This story is part of Watching Washington, a regular dispatch from CBC News correspondents reporting on U.S. politics and developments that affect Canadians.
Here’s a glimpse of what life might look like in the next phase of mass-vaccination against COVID-19, a peek at a future where people are increasingly immune to the deadly virus.
Ahead of Canada in the sprint to vaccinate its citizens, the United States has just released it’s do’s and don’ts, recommendations for what its newly vaccinated residents should and shouldn’t change.
It’s a useful roadmap for what the coming months might look like.
There’s some good news, and less-good news, in the guidelines from the Centers for Disease Control released Monday. The guidelines include numerous caveats, starting with a big one: these instructions apply only to people who have been fully vaccinated.
To meet that definition of being fully vaccinated, according to the CDC, means waiting two weeks after your final jab to allow the last dose to take effect.
Good news first
It should be fine to gather indoors, without a mask, in the presence of other vaccinated people, two weeks after your final vaccine, the CDC said.
It’s also okay to gather indoors without a mask with unvaccinated people from one other household, so long as none of those people live with someone at increased risk from pre-existing conditions.
Here’s the best news for grandparents: it means being able to see your unvaccinated grandkids, as long as they don’t have an underlying condition.
If you’ve been near someone with COVID-19, vaccination makes the response easier too. The CDC said there’s no need to isolate or get tested, unless you also show symptoms.
If you live in a group setting, like a nursing home, you should still isolate for 14 days and get tested if you’ve been near someone with COVID, the agency said.
The less-good news
The CDC said that in numerous circumstances you should still wear a mask, avoid crowds and poorly ventilated spaces, and remain at least six feet from others.
Keep avoiding medium or large-sized gatherings, said the CDC.
As for travel: not so fast. The CDC urges people to delay domestic and international travel, and to follow guidelines if they must travel.
Why all those caveats?
The CDC said there’s still a lot we don’t know about the vaccines: like how effective they are against new variants of the virus, whether vaccinated people can transmit the virus, and how long immunity lasts.
Why it matters to Canada?
Canada’s public health agency has yet to release such vaccination guidelines.
The U.S. guidance offers an early look at the sorts of issues policy makers are grappling with, and into the sorts of instructions Canadians might see as vaccination rates increase.
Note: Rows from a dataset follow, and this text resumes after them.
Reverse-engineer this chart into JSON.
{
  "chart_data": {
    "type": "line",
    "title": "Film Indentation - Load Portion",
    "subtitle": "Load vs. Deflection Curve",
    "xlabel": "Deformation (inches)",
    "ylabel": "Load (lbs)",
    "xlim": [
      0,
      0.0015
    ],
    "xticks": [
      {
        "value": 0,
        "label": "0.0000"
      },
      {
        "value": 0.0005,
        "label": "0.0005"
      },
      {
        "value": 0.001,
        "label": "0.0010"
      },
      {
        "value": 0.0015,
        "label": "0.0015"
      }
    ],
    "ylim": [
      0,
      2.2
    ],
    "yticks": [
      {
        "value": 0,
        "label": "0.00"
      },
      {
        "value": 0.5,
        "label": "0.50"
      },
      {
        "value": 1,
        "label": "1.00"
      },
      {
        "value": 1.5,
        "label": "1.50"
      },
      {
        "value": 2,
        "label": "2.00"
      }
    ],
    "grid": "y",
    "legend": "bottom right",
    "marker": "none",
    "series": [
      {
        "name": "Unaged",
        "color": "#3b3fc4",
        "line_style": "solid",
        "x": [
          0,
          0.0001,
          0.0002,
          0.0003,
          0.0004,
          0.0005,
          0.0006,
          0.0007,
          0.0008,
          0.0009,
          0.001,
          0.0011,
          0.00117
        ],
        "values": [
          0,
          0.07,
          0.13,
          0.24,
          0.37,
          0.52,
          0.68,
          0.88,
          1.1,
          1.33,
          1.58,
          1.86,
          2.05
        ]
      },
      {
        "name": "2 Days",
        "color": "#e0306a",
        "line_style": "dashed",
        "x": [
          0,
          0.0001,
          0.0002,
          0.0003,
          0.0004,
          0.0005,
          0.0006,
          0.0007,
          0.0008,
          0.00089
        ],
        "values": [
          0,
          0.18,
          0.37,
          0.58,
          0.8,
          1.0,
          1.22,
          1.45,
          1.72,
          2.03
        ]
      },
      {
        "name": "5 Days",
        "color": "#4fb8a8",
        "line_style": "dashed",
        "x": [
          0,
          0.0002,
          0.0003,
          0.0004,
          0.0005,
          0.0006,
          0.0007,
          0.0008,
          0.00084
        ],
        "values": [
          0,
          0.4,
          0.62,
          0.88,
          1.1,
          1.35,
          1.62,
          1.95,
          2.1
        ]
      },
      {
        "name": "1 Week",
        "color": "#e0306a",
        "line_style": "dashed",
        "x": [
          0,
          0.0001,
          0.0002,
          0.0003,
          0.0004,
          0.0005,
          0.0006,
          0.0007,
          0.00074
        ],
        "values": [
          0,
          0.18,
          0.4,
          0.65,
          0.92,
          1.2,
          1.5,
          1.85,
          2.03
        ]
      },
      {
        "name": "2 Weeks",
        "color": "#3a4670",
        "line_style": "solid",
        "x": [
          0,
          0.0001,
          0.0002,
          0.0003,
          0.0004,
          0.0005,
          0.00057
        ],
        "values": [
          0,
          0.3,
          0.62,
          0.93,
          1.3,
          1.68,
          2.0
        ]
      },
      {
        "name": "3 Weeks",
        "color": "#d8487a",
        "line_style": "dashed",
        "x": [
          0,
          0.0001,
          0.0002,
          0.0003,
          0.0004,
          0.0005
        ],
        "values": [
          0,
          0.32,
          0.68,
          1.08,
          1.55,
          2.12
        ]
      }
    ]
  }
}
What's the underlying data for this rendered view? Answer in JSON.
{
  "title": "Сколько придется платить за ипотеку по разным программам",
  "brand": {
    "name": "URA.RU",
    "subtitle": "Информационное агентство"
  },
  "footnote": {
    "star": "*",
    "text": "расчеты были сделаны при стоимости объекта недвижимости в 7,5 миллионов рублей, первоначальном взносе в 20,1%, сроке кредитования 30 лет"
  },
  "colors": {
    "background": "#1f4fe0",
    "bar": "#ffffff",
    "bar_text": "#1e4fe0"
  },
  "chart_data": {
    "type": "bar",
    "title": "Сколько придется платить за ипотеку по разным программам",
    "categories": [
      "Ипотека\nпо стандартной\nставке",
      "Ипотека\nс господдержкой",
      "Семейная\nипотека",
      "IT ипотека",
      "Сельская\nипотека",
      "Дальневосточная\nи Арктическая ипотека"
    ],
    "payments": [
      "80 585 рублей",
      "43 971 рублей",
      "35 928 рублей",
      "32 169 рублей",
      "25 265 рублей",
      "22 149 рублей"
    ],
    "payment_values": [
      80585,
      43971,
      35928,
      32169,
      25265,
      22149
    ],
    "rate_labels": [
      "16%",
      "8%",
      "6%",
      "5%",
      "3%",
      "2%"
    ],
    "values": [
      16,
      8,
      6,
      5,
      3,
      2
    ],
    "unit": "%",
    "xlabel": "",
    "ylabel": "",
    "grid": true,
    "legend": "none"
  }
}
If these new suggestions from the U.S. are any indication, the road to normalcy will be winding. Even as vaccinations ramp up, prepare for months of gradual, rather than instantaneous, easing.
Health Canada declined to comment on the U.S. guidelines Monday, and said there’s still too little data on key issues like how long immunity lasts, and whether vaccinated people can still transmit COVID-19.
Also, travellers beware. Being vaccinated doesn’t mean easier entry into Canada.